For many years, Terry, stricken by heart failure at 64, gallantly hung on to the end despite the loss of his wife and the need for care for his kids as an everyday workingman. But his bad luck seemed to follow him in his post-Beacon Journal days at the Plain Dealer. He worked in the PD's once-flashy bureau in Montrose, joined the subsequent move to the paper's windowless office in a basement on the Medina Square that could have passed for submarine quarters and continued his odyssey to various other points that wound up in Cleveland - all with a family home in Medina. He was one of the victims of the paper's confusion over what it wanted to be if it ever sank some roots south of Cuyahoga County.
I had worked part-time(!) for the PD and witnessed the upheaval before deciding there could be a decent life as a writer free of newspapers. During the later years, Terry called from time to time, beginning with "How's it going?" (He was the sort of person who really wanted to know, instead of the usual conversation gambit.)
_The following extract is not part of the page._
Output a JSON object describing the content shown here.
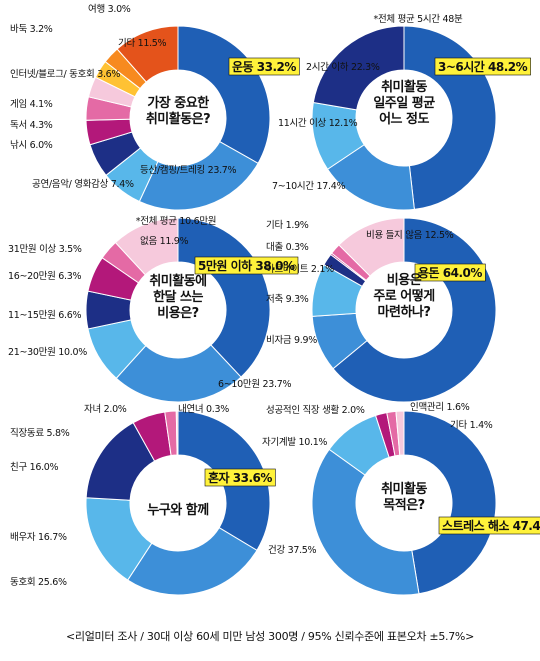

I began to sense that the vitality in his voice was absent. Cynicism had crept in to his hung-ho love of a reporter's life. I wish I could have told him that things were bound to improve, but that would have been a lie to one of most conscientiously honest human beings that I had ever met in the business - or anywhere else, for that matter.
So I listened. We talked. After the newspaper talk, he would tell me about his kids' love of sports, and the memorabilia of the passion. Finally, he would say, "Well, I gotta go. Let's have lunch sometime". Just like that.
I' m sorry I took so long to share another beer and shelled peanuts with him. Too soon, his heart, as well as his business, let him down.